As a follow-up to my previous post about tracking down a WordPress hack that plagued a site, the next step was to be proactive in making sure these hacks did not occur again. There were also some site optimizations that needed to go into place, since the load time was extremely slow.
Again, Ill admit that Im no WordPress guru, but I knew the mechanics of the web, and I knew what was needed to get a page to load fast. That said, here are the plug-ins I wound up installing on the Evangelical Outpost site that has really improved things:
On the security front
SI CAPTCHA Anti-Spam
Are you getting too many messages clogging up your posts? This typically occurs by scripts or bots that can easily walk in, fill out the comment fields, and move on to your next post. What CAPTCHA does is provide some obfuscated text that a robot cannot read, and requires some form of intervention to interact with before the commented it submitted.
WordPress Exploit Scanner
This plug-in can be run from the admin panel and will look over all your files and folders for folder permission issues and other items that can open security holes in your site. Dont run this during the middle of the day, since this scanner will take up a bit of time and resources.
On the performance front
W3 Total Cache
Add Meta Tags
This plug-in is a simple tag that allows you to insert the proper meta tags into the head of your front page and/or post pages. There are no frills to it, but if you need to put a tracking code in and not worry about doing it across themes, this plug-in works great.

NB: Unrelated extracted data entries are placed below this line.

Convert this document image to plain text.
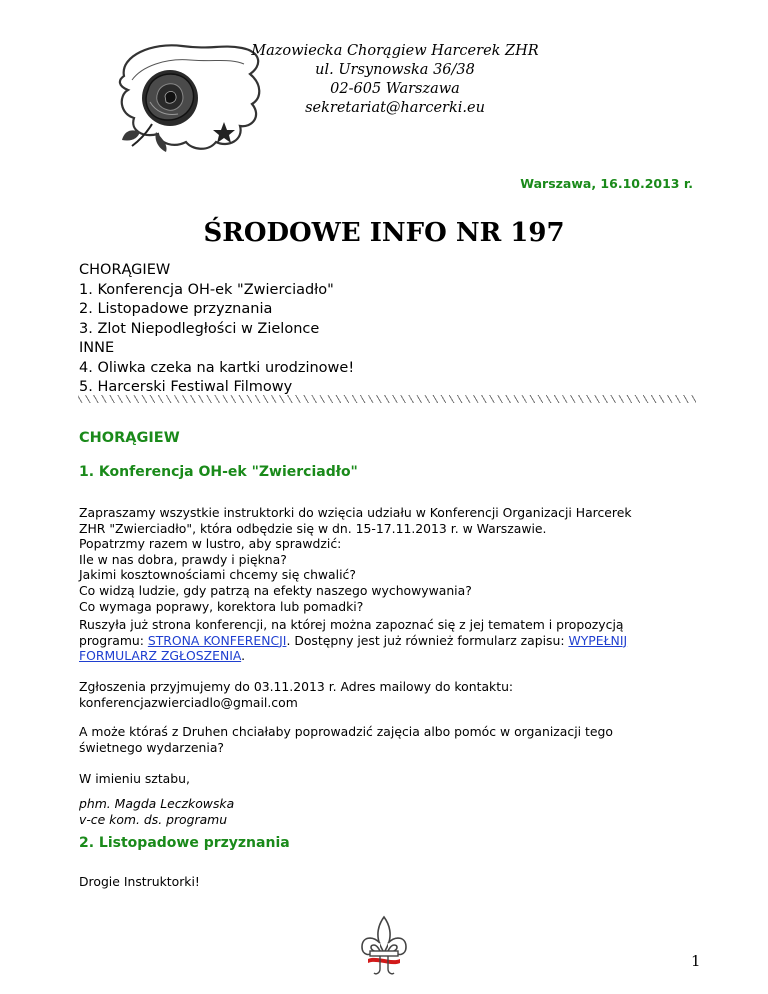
Mazowiecka Chorągiew Harcerek ZHR
ul. Ursynowska 36/38
02-605 Warszawa
sekretariat@harcerki.eu
Warszawa, 16.10.2013 r.
ŚRODOWE INFO NR 197
CHORĄGIEW
1. Konferencja OH-ek "Zwierciadło"
2. Listopadowe przyznania
3. Zlot Niepodległości w Zielonce
INNE
4. Oliwka czeka na kartki urodzinowe!
5. Harcerski Festiwal Filmowy
CHORĄGIEW
1. Konferencja OH-ek "Zwierciadło"
Zapraszamy wszystkie instruktorki do wzięcia udziału w Konferencji Organizacji Harcerek
ZHR "Zwierciadło", która odbędzie się w dn. 15-17.11.2013 r. w Warszawie.
Popatrzmy razem w lustro, aby sprawdzić:
Ile w nas dobra, prawdy i piękna?
Jakimi kosztownościami chcemy się chwalić?
Co widzą ludzie, gdy patrzą na efekty naszego wychowywania?
Co wymaga poprawy, korektora lub pomadki?
Ruszyła już strona konferencji, na której można zapoznać się z jej tematem i propozycją
programu: STRONA KONFERENCJI. Dostępny jest już również formularz zapisu: WYPEŁNIJ
FORMULARZ ZGŁOSZENIA.
Zgłoszenia przyjmujemy do 03.11.2013 r. Adres mailowy do kontaktu:
konferencjazwierciadlo@gmail.com
A może któraś z Druhen chciałaby poprowadzić zajęcia albo pomóc w organizacji tego
świetnego wydarzenia?
W imieniu sztabu,
phm. Magda Leczkowska
v-ce kom. ds. programu
2. Listopadowe przyznania
Drogie Instruktorki!
1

The default robots.txt file does not help at all for getting your search engine details in place. It also was causing a few problems during our spam problems because the cached content was getting consumed by GoogleBot as well. Since the file is dynamically generated by WordPress, this plug-in allows you to configure what your robots.txt file will look like to the crawlers to your site. You can read up on various configurations for your robots.txt file and configure yours accordingly.
Google XML Sitemaps
Having a sitemap file that Google reads does wonders to your site. It helps with your search results, and it also helps generate site links that appear right below your main site link to help users dig deeper into your site. Unless you have your own complete site map or index generator, odds are your older posts will slowly get lost within your site, and only a rare search will pull it up again into the Google cache. This plug-in will generate a compressed sitemap file that includes ALL of your posts and topics, plus it includes the proper refresh keywords to make sure things are updated within Google frequently. Our previous sitemap was only grabbing about 20 items. Setting up this plug-in submitted all 3000+ articles for indexing/caching on Google.
All of these plug-ins installed quickly and most required little to no configuration details to get running. Having these items installed has helped both our security and performance on the site. I hope they help you as well.
Have you found any plug-ins that are helping performance/security on your WordPress install? Im always looking for new ones, so let me know!